I may never have used many of these systems or tools in my own efforts, but I am aware of them, and have spent a lot of time trying to grok what they’re all about. As I mentioned last night, too many of the novice Delphinians I worked with got their heads screwed up trying to assimilate all of this kind of stuff in the belief it was all very necessary…and long before they had even reached the point of basic adequacy with the language! And though I tried my best to make them understand how unimportant these tools, systems, and topics would remain…at least till they could claim a better proficiency as general application programmers…and pretend none of them even exist for a couple of years, I couldn’t pretend that I hadn’t gone through the same exact situation and worry myself! It’s quite normal to think that way!

So what finally worked for me…that is, what I did to keep them away from these specialized issues without ignoring their need for simple, yet somewhat systemized ways of design that require little more than individual appreciation for the validity of discovering and inventing on their own how to work consistently but open to change as well. And once they understood how and why the need for adaptability made all the pre-structured systems wrong for them at this early stage of their programming lives, they were once again on track and ready to learn!

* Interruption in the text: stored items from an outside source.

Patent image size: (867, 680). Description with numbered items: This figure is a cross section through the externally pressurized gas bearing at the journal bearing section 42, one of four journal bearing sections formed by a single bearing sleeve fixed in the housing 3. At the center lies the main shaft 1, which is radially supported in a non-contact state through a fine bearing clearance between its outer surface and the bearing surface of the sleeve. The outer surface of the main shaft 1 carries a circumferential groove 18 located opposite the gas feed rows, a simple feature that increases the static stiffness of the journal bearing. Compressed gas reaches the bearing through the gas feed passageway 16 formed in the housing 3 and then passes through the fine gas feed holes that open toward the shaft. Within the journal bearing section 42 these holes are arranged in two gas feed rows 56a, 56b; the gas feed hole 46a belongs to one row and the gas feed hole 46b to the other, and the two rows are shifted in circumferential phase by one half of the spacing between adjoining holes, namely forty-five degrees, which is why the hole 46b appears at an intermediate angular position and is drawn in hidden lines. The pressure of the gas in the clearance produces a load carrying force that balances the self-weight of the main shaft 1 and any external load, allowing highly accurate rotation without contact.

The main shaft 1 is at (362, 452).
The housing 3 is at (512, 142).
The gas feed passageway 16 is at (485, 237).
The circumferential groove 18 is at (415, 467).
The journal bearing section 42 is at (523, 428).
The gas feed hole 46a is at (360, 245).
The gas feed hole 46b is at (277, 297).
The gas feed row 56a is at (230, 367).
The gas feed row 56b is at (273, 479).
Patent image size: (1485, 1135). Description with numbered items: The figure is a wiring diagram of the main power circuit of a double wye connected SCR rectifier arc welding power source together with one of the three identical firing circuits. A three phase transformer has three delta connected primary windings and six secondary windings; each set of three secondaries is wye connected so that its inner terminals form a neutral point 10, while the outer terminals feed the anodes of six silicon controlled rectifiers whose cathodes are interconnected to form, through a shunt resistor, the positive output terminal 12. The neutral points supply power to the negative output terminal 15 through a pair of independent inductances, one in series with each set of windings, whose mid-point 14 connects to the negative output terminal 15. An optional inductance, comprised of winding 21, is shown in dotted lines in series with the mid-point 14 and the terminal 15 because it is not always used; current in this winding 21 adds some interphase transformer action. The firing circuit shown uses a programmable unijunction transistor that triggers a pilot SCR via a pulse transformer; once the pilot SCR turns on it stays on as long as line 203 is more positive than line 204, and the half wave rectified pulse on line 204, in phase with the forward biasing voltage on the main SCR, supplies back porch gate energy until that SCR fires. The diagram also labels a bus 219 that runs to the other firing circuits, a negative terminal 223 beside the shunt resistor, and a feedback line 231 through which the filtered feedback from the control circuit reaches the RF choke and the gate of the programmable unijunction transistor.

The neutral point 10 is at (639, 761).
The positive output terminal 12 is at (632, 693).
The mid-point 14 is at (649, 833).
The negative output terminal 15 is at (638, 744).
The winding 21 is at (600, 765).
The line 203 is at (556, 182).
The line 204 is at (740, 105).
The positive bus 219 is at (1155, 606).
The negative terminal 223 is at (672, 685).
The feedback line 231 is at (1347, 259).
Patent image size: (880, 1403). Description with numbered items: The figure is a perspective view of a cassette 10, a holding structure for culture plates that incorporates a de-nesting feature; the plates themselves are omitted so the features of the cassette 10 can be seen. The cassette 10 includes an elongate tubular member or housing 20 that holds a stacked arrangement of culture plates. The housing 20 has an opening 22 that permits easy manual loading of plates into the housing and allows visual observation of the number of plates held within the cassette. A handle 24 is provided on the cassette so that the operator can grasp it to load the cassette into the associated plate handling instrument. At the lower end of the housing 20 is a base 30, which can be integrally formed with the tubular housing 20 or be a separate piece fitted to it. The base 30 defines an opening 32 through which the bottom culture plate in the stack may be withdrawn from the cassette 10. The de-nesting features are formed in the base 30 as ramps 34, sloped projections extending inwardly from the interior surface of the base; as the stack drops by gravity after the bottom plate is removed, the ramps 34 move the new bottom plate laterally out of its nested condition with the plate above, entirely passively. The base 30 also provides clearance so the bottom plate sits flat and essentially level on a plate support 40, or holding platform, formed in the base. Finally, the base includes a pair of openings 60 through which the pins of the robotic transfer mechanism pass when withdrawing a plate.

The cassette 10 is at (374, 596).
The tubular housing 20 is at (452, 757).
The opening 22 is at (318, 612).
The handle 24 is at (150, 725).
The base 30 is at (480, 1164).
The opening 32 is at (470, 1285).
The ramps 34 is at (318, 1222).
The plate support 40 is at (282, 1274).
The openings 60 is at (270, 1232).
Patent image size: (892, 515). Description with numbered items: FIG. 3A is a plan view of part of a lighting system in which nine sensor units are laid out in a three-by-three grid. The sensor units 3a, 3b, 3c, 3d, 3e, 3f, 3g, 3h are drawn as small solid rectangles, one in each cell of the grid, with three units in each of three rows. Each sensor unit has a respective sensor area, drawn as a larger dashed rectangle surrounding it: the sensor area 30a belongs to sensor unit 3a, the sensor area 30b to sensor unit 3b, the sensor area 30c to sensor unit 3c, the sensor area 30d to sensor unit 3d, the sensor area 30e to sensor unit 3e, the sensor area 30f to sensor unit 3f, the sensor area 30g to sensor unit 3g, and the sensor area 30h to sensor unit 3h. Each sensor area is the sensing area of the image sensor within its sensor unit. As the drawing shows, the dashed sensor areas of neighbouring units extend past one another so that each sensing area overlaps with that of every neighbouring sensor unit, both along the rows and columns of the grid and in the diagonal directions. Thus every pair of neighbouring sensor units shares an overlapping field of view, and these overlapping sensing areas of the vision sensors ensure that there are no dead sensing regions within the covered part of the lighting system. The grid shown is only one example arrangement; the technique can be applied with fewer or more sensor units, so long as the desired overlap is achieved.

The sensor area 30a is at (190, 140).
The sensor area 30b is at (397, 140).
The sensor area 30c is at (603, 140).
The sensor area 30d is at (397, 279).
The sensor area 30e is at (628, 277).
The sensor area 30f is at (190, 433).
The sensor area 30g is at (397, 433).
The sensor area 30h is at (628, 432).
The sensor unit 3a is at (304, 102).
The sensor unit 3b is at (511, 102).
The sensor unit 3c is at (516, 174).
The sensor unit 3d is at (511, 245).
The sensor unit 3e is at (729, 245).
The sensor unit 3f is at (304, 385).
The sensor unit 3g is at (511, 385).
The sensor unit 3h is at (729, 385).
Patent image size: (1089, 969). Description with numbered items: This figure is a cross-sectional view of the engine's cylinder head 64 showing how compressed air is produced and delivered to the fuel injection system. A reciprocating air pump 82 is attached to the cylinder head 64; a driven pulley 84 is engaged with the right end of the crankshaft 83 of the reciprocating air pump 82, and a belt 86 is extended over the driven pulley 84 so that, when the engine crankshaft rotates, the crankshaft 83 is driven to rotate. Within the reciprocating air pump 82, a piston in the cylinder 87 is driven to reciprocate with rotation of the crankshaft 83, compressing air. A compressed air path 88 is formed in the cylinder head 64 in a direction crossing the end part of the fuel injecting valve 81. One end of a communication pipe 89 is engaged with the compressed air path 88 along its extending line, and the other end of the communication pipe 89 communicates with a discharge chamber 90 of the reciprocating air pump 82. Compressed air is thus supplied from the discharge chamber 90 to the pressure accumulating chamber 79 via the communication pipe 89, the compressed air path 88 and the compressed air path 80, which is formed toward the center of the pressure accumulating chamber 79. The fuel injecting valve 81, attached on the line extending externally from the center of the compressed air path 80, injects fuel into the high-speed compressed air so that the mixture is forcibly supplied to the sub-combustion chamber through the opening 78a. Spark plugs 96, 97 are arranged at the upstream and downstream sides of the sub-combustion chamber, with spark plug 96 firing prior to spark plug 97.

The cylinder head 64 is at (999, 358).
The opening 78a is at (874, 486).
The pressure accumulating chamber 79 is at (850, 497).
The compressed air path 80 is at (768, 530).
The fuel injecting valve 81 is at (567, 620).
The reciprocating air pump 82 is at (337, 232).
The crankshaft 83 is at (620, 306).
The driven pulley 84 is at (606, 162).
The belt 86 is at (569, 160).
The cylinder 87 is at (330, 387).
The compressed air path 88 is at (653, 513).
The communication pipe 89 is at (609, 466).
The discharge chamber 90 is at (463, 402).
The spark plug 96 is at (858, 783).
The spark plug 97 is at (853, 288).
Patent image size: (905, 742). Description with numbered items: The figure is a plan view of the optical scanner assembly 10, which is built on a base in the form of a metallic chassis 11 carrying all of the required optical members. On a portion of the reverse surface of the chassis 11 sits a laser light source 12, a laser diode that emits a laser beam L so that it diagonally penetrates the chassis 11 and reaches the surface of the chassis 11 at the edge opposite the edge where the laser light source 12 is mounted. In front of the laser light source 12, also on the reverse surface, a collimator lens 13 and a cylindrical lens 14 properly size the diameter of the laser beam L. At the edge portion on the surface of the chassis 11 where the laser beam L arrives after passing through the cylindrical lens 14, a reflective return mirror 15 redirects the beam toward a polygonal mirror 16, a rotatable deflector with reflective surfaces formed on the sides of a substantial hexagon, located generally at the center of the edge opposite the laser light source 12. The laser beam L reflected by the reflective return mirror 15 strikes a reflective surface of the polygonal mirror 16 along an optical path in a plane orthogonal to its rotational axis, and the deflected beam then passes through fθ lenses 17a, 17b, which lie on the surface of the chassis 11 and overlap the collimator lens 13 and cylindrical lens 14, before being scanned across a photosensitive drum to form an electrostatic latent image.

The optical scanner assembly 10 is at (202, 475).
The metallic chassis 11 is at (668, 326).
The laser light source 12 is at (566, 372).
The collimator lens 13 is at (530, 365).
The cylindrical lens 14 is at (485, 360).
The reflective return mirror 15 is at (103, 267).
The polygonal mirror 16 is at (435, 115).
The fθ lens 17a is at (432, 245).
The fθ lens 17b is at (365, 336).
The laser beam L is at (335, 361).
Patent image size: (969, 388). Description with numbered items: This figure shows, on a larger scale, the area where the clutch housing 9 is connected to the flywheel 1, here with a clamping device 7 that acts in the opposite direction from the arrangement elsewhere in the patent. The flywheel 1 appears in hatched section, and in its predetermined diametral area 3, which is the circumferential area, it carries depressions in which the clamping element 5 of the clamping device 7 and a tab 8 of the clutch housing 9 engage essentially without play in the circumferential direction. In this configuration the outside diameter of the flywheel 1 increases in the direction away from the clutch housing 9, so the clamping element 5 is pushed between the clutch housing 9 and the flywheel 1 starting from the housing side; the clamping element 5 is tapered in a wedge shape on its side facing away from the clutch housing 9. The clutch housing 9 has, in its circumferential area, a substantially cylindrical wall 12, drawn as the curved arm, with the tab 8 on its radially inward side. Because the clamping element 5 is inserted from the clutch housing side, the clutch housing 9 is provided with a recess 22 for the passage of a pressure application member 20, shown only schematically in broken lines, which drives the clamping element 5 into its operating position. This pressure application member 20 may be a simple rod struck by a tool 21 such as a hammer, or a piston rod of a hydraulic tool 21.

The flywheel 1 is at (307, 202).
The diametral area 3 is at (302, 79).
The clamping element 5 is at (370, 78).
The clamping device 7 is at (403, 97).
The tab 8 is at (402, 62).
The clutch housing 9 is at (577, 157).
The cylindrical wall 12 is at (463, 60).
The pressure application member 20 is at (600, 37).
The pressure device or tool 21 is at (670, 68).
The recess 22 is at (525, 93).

So I backed off from exploring additional language use as I had planned for the week, and instead showed them how I had gradually developed my own system…one that still serves me as well today as it did twenty years ago! I can’t explain it further here as it would take too much space and time, but I am working on a new Oxygene NET project…my first since getting back to this kind of coding…and have decided to make a case study of it for novices. I’m definitely going to take it all the way from first project considerations, through design basics, mapping and analysis, coding, and right on into installation and documentation. Doing so as I now start learning NET myself certainly won’t hurt me at all, and perhaps posting it around here in the future as well would be a good idea.